Ze pakte haar lepel en stak hem weer tussen haar lippen. 'Je weet zeker al in welke volgorde de schoonmakers hun werk doen. Welke kantoren doen ze het eerst?'

'Ik kan dit alleen,' zei hij, 'maar ik wou het jou eerst vragen. Ik zet je nu onder druk, Abby, en dat spijt me. Laten we het er niet meer over hebben.'

Ze nam de lepel uit haar mond en drukte haar lippen op elkaar. Ze keek hem vragend, sceptisch aan, turend alsof ze zijn maat opnam. Alsof ze hem op de proef stelde. 'Je hebt gelijk wat Interne Zaken betreft. Als je via hen een verzoek indient, gaan daar weken in zitten. Maar inbreken in het archief van Narcotica, op grond van de getuigenverklaring van een twaalfjarig meisje dat het slachtoffer is van een zedendelict? Vind je dat niet vreemd?'

'Kijk me niet op die manier aan.' Hij speelde met het ijs, maar at er niet van.

'Je hebt me nu echt kwaad gemaakt, weet je,' zei ze.

'Goed.'

Er hing nu een onbehaaglijke spanning tussen hen in. 'Ik geloof niet dat ik nog trek heb,' zei ze.

Om halfeen 's nachts ging Dart, die een valse snor, een spijkerbroek en een donkerblauwe honkbalpet droeg, het schoonmaak magazijn van het korps in het souterrain binnen. Hij vond een karretje en een blauwe stofjas zoals de schoonmakers droegen. Er waren vier schoonmakers voor het gebouw van twee verdiepingen. Dart, die om precies een uur naar boven ging, schatte dat hij iets meer dan een uur de tijd had voor een karwei dat waarschijnlijk maar een paar minuten in beslag zou nemen.

Hij had nog bijna nooit gebruik gemaakt van de nood sleutel die hij een jaar of vier geleden van Walter Zeller had gekregen. Zeller had beweerd dat geen enkele opsporingsambtenaar zonder zo'n ding kon, al was het illegaal. De nood sleutel had ongeveer de vorm van een klein plat pistooltje. Je kreeg er de meeste sloten mee open door de trekker over te halen en het was een geliefd stuk gereedschap van autodieven omdat het zo'n eenvoudig klein ding was: je stak de tong in het slot, drukte op de trekker, draaide, en het slot was open.

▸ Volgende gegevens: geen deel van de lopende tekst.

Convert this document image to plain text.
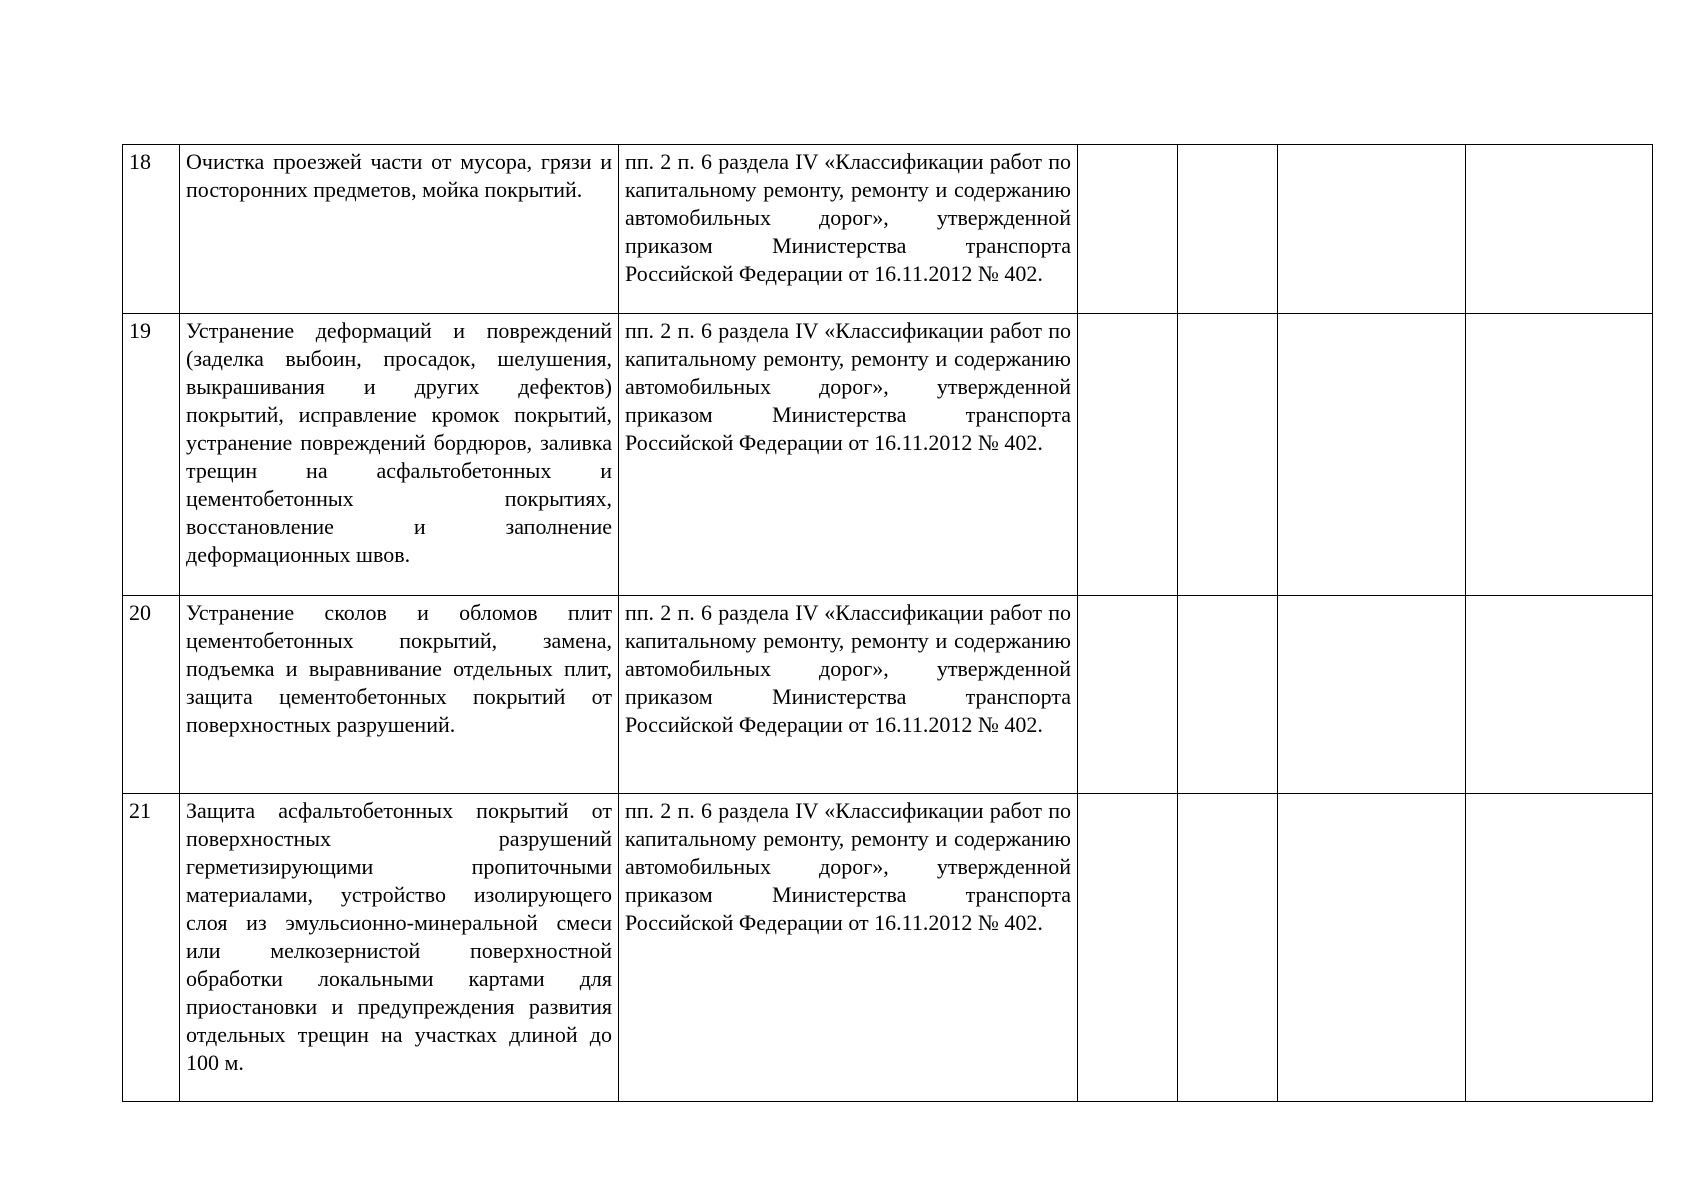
18	Очистка проезжей части от мусора, грязи и посторонних предметов, мойка покрытий.	пп. 2 п. 6 раздела IV «Классификации работ по капитальному ремонту, ремонту и содержанию автомобильных дорог», утвержденной приказом Министерства транспорта Российской Федерации от 16.11.2012 № 402.				
19	Устранение деформаций и повреждений (заделка выбоин, просадок, шелушения, выкрашивания и других дефектов) покрытий, исправление кромок покрытий, устранение повреждений бордюров, заливка трещин на асфальтобетонных и цементобетонных покрытиях, восстановление и заполнение деформационных швов.	пп. 2 п. 6 раздела IV «Классификации работ по капитальному ремонту, ремонту и содержанию автомобильных дорог», утвержденной приказом Министерства транспорта Российской Федерации от 16.11.2012 № 402.				
20	Устранение сколов и обломов плит цементобетонных покрытий, замена, подъемка и выравнивание отдельных плит, защита цементобетонных покрытий от поверхностных разрушений.	пп. 2 п. 6 раздела IV «Классификации работ по капитальному ремонту, ремонту и содержанию автомобильных дорог», утвержденной приказом Министерства транспорта Российской Федерации от 16.11.2012 № 402.				
21	Защита асфальтобетонных покрытий от поверхностных разрушений герметизирующими пропиточными материалами, устройство изолирующего слоя из эмульсионно-минеральной смеси или мелкозернистой поверхностной обработки локальными картами для приостановки и предупреждения развития отдельных трещин на участках длиной до 100 м.	пп. 2 п. 6 раздела IV «Классификации работ по капитальному ремонту, ремонту и содержанию автомобильных дорог», утвержденной приказом Министерства транспорта Российской Федерации от 16.11.2012 № 402.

Dart verborg het onder een stapel groene dweilen die hij op zijn schoonmakerskarretje had liggen.

De snor jeukte. De lijm was opgedroogd en had zijn bovenlip samengetrokken. Als hij nieste, vloog het ding misschien door de kamer.

Hij gebruikte zijn zaktelefoon om de afdeling Narcotica te bellen. Hij liet het toestel daar acht keer overgaan en was opgelucht toen er niemand opnam.

Hij duwde het karretje de gang op, liep vlug naar de enige lift van het gebouw en ging naar boven. Met iedere meter ging zijn hart sneller slaan. Dit avontuur deed hem denken aan een poging om geld te stelen uit de portemonnee van zijn moeder op haar dressoir - hij wilde het geld niet voor zichzelf stelen, maar opdat ze geen geld zou hebben als ze hem een fles wilde laten halen.

De liftdeuren gleden open en op een afstand van tien meter zag hij Abby Lang zitten. Tussen hen in lag een lange lelijke gang met een tegelvloer. Hij was verbaasd. Uitgelaten. Ze zat achter haar bureau op haar afdeling Seksuele Misdrijven en zag er tegelijk moe en bezorgd uit. Instinctief tastte Dart naar zijn semafoon en zette de pieper af. Als hij nu werd opgeroepen, zou het apparaatje gaan trillen, niet piepen. Het was duidelijk dat ze daar zat om hem te helpen. Niets anders kon haar aanwezigheid op dit late uur verklaren.

Toen hij het karretje naar Narcotica reed, nam Abby haar telefoon op en drukte op een enkele toets. Nog geen vijf seconden later begon de semafoon aan Darts riem te trillen. Hij zette hem af - alsof hij een wekker afzette. Ze keek niet naar hem op maar bleef over de papieren gebogen zitten die haar schijnbaar helemaal in beslag namen.

Dart had een uitkijkpost - een medeplichtige. Een engel op zijn schouder.

Het rechtervoorwiel van het karretje piepte. Dart manoeuvreerde er onhandig mee tot hij bij Narcotica was aangekomen. Hij klopte, wachtte en klopte opnieuw. Toen er geen reactie kwam, stak hij zijn hand onder de berg groene dweilen en pakte de nood sleutel. Het zat hem niet lekker dat hij de voorschriften overtrad. Als hij werd betrapt, stond hij er slecht voor. Dan was hij een politieman die een crimineel werd, en een ogenblik kon hij niet verder. Maar de hoop dat Kowalski, en niet Zeller, verantwoordelijk was voor de moord/zelfmoord van Lawrence, en de mogelijkheid dat Lawrence iets met Stapleton te maken had, dreven hem voort. Hij had er bijna alles voor over om van zijn schuldgevoel af te komen.

Met de nood sleutel kreeg hij de deur moeiteloos open. Het was in alle vijftig staten van de VS verboden zo'n sleutel te bezitten, en Dart begreep plotseling waarom.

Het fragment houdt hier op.